Es sind Fotos aus der Zwischenzeit – noch nicht alt genug, um nicht auf eine seltsame Weise vertraut zu wirken und doch schon so angestaubt, dass Frisuren und Autos wie aus einer anderen Ära erscheinen. Die Ausstellung „Münster 1971“, mit der das Stadtmuseum seine erfolgreiche Reihe „Vor 50 Jahren“ fortsetzt, nimmt den Besucher mit auf eine Zeitreise in ein Jahr, das geprägt war von Willy Brandts Entspannungspolitik und einem Wirtschaftsboom, der Deutschland zum Exportweltmeister machte.
Dass in Münster seinerzeit nicht alles nur beschaulich war, wird dem Ausstellungsbesucher spätestens beim Anblick des von Kugeln durchsiebten Karmann Ghia bewusst. Dass dies nichts mit den frühen Jahren der RAF sondern mit einem verärgerten Studenten zu tun hatte, weiß der stellvertretende Museumsleiter Dr. Axel Schollmeier zu berichten: „Der junge Mann musste am Abend zuvor eine Blutprobe abgeben. Das hat ihn so sehr verärgert, dass er am nächsten Tag zur Polizei ging und auf die Beamten geschossen hat.“ Diese erwiderten zwar das Feuer, glücklicherweise erlitt aber nur das sportliche Auto dabei einen erheblichen Schaden, der Student wurde zwar während des Schusswechsels verletzt, behielt aber wohl keine bleibenden Schäden zurück.

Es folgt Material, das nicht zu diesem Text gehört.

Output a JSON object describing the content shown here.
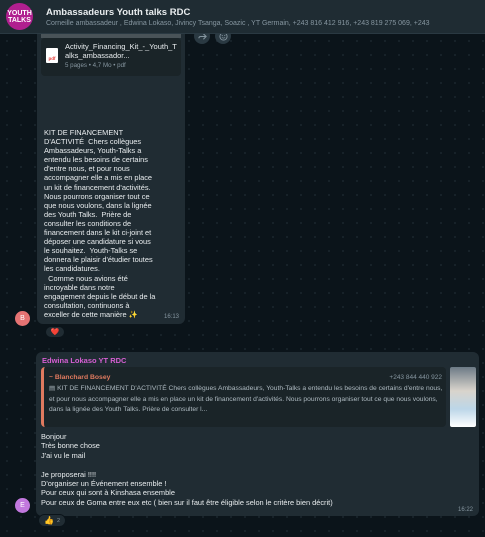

Große Themen wie der Besuch des damaligen Bundespräsidenten Gustav Heinemann oder der niederländischen Königin Juliana nebst Gatten zeigt die Ausstellung ebenso, wie die Reaktionen der Münsteraner auf eine junge Frau in Hotpants oder den Skandal einer zugemüllten Bushaltestelle.
Alle Fotos stammen aus dem Nachlass des Fotografen Rudolf Krause, der seinerzeit für die Westfälischen Nachrichten gearbeitet hat. Manches von dem, was damals in der Entstehung dokumentiert wurde, gehört heute wie selbstverständlich zum Stadtbild, wie die Lichtinstallation „Silberne Frequenz“ von Otto Piene am heutigen LWL-Museum für Kunst und Kultur. Damals eine technische Sensation, da sie von Anfang an computergesteuert war. Kulturell war in der westfälischen Provinz erstaunlich viel los, Konzerte von Pink Floyd, Herbert von Karajan, Krzysztof Penderecki oder Mireille Mathieu sorgten rund um die Halle Münsterland mitunter für ein beeindruckendes Verkehrschaos.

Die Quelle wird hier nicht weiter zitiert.